The most prevalent is morcilla de Burgos, offered in a cylinder- or football-shape and stuffed with onion, garlic, sweet and spicy paprika, oregano, pig’s blood, and rice. There is a variety that does not include rice, mainly found in areas of the Iberian Peninsula and central Spain, creating a version with a very different texture. Certain regions include the addition of clove and/or cinnamon to the list of spices, or pine nuts or squash in place of rice, which completely changes the texture and flavor of the sausage. While the sausage from the northern parts of Spain will be milder, you will probably find the spiciest in the Valencia region. And if sampling morcilla in the coastal regions of Asturias, you will sense a smokey flavor; because of the wet climate, the blood sausage is left to cure inside fireplaces versus in the open air.
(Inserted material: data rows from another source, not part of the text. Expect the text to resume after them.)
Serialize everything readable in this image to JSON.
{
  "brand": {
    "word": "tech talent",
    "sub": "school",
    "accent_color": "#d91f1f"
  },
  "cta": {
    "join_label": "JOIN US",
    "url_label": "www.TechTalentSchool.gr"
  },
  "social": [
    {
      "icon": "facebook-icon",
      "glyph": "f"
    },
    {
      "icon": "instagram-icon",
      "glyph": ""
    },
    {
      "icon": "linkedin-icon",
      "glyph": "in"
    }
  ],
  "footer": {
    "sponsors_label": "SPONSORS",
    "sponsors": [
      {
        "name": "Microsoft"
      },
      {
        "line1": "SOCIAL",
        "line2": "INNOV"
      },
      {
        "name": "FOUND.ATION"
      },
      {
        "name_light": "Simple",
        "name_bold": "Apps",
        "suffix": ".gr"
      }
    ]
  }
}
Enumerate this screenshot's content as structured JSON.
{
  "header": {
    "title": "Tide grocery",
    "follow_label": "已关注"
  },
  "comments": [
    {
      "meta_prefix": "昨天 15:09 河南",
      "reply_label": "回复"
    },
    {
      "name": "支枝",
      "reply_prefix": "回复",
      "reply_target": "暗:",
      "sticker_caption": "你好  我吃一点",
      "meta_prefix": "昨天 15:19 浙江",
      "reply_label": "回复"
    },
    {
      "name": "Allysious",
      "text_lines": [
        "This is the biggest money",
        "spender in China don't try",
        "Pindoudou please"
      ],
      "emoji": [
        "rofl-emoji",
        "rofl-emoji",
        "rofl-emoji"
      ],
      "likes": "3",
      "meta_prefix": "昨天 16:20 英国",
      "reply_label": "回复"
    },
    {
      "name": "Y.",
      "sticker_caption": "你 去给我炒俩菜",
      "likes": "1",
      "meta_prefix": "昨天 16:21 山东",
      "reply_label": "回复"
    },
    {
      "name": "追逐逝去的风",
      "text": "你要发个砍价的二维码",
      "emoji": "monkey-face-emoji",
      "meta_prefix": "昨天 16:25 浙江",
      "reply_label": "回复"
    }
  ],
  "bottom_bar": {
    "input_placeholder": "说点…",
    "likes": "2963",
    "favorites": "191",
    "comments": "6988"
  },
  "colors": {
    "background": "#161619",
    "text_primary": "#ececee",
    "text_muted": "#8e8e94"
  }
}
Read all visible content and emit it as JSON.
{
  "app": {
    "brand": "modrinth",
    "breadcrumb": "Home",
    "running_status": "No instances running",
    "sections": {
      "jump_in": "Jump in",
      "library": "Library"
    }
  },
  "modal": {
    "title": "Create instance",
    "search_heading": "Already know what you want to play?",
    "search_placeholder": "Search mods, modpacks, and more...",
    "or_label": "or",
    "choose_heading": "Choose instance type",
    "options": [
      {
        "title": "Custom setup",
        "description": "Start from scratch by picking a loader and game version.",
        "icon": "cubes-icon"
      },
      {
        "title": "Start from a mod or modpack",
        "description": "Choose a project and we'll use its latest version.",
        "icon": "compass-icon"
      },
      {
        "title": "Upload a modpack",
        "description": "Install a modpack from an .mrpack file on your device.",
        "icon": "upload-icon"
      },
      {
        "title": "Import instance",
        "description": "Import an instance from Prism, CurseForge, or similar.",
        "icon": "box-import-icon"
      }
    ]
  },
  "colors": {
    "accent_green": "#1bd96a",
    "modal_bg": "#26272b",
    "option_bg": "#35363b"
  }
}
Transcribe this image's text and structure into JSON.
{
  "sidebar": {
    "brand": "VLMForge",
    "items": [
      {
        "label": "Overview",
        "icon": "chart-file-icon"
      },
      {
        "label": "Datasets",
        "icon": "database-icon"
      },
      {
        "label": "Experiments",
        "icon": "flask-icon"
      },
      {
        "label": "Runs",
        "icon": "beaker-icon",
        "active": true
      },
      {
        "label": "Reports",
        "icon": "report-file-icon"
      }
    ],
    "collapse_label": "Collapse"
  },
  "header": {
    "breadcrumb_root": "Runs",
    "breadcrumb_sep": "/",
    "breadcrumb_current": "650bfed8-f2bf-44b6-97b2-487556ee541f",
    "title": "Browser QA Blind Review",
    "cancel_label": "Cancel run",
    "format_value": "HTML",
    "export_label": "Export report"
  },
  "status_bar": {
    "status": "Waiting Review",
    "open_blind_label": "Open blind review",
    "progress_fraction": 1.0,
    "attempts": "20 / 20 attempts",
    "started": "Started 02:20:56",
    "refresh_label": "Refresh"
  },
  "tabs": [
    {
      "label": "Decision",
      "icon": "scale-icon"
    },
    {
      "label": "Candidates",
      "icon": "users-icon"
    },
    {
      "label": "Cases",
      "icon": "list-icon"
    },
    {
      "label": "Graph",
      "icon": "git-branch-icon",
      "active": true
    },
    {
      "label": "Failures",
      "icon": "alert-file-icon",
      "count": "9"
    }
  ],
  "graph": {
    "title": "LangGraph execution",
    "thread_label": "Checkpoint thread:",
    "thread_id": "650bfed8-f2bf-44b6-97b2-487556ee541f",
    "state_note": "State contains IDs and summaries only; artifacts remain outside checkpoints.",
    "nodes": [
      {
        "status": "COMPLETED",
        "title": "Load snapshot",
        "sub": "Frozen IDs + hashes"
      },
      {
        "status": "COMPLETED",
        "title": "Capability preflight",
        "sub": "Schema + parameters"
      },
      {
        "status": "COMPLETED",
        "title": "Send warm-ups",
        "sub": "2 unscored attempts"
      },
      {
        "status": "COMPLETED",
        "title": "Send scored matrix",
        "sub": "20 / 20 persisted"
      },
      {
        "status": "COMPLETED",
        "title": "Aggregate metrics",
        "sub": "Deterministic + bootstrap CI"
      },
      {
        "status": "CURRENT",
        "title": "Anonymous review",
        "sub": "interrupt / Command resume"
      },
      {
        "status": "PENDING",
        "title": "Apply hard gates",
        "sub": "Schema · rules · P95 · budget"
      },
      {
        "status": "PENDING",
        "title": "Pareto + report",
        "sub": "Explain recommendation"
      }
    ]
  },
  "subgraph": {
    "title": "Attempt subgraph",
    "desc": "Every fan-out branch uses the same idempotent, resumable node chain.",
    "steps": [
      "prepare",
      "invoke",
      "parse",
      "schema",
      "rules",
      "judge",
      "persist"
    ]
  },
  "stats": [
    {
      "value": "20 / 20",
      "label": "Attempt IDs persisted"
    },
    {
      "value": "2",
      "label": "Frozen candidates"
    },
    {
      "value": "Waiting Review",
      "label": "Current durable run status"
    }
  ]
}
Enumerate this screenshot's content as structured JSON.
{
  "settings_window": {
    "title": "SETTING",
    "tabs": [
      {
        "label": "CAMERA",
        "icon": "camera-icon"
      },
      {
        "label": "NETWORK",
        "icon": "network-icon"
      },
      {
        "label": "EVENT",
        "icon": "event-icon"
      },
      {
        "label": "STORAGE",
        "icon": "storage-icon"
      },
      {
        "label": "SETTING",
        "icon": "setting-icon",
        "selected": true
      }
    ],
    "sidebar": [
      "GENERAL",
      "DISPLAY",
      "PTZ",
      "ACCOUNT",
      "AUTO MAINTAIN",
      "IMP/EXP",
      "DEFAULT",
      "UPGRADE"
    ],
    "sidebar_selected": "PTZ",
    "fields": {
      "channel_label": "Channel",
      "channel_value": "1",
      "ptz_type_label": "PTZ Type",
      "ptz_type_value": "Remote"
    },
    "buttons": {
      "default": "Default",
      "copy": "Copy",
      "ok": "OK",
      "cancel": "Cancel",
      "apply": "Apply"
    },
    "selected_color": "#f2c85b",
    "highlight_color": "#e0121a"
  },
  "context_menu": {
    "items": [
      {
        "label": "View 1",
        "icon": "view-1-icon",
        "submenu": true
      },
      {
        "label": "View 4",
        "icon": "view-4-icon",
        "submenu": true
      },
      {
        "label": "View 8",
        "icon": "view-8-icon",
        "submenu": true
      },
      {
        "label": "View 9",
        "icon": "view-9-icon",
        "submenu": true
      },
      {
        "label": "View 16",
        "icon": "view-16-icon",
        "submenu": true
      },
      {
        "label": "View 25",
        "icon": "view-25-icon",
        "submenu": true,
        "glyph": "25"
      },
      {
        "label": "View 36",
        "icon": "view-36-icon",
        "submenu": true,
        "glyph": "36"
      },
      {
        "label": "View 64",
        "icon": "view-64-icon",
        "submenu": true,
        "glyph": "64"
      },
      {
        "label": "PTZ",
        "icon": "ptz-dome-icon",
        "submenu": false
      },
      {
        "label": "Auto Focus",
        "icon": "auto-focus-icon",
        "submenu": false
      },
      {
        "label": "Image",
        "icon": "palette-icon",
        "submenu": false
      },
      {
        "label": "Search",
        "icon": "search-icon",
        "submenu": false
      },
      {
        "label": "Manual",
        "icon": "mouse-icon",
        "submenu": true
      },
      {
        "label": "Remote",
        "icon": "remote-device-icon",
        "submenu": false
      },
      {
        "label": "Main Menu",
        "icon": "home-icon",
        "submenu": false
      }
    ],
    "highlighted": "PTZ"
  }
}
In the western Iberian Peninsula in Extremadura, the blood sausage is made with mashed potatoes and is called morcilla patatera; this results in a creamy interior, very different from the traditional recipe. There is one version popular in cities like Seville called morcilla dulce where the sausage is sweet and served raw as a tapa.
Cooking and Serving Morcilla
Spaniards generally cut morcilla into thick slices (1 inch or so), called "rodajas," and fry them in a bit of olive oil, and then eat with bread; it is eaten this way as a tapa or snack. When it is crumbled after cooking, it is a favorite ingredient in stews, such as cocido Madrileno—Madrilene stew, as well as bean dishes, and is placed in the pot with other ingredients to simmer.
If you tend to eat sausage with your breakfast, swap out the typical American sweet sausage for slices of morcilla. Fry it up with some potatoes and serve with poached, scrambled, or fried eggs.